1972: Residents in neighbouring streets had got together to protest against the threatened demolition of Westcott Street and part of Westcott Place, Swindon. Several Swindon organisations had pledged support for a Save Our Homes campaign being managed by the residents association.

1972: A £123,000 electronic telephone exchange was to be opened at Moormead Road, Wroughton. It was to replace an automatic one which had served the area since 1941. The 11th electronic exchange catered for 1,200 lines. Wroughton numbers, it was reported would be changed to six figures.


1777: George Washington defeated the British at the Battle of Princeton.

1870: Work on the Brooklyn Bridge began.

1883: Clement Attlee, Labour Party leader and prime minister from 1945-51, was born.

1892: Author JRR Tolkien, creator of The Lord Of The Rings and The Hobbit, was born in South Africa. He died in Bournemouth in 1973.

1911: The Siege of Sidney Street took place when anarchists were besieged by police in a house in London’s East End.

1924: English explorer Howard Carter discovered the sarcophagus of Tutankhamun in Egypt’s Valley of Kings.

1946: Nazi propagandist William Joyce - the notorious Lord Haw-Haw - was hanged for treason.

1959: Alaska became the 49th state of America.

1961: The millionth Morris Minor, the highly successful British car designed by Sir Alec Issigonis, came off the assembly line at Oxford.

1997: The death toll in Europe’s big freeze hit 220 as temperatures plunged to -10C from Britain to central Russia.

2009: Matt Smith was named as the new Doctor Who.
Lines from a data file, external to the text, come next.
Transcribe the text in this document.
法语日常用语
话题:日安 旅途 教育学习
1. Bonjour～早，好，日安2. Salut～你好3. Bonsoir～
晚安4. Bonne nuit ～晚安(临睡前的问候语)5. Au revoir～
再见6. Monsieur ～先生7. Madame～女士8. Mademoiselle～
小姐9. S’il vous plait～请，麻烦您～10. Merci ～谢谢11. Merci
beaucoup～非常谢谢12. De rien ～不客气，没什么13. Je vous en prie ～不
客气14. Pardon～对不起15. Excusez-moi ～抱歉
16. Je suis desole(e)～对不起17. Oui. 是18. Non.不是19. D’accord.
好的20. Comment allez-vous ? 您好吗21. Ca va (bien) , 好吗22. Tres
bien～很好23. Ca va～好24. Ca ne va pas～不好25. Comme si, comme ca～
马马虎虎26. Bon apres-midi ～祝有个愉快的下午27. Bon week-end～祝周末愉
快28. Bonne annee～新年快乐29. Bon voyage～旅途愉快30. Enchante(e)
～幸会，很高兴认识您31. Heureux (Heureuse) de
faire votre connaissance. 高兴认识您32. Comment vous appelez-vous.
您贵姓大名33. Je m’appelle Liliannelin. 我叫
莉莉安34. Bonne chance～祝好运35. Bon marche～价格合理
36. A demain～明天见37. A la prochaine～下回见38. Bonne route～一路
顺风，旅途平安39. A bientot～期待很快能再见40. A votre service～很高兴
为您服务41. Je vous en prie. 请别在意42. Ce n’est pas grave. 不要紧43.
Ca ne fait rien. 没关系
He became the 11th Time Lord since the programme started in 1963.

2018: The first polar bear cub born in the UK for 25 years was being monitored at a Scottish wildlife park.


Stephen Stills, rock singer, 74; John Paul Jones, rock musician (Led Zeppelin), 73; Mel Gibson, actor, 63; Gavin Hastings, former Scottish rugby player, 57; Michael Schumacher, former racing driver, 50; Dominic Wood, children’s television presenter, 41.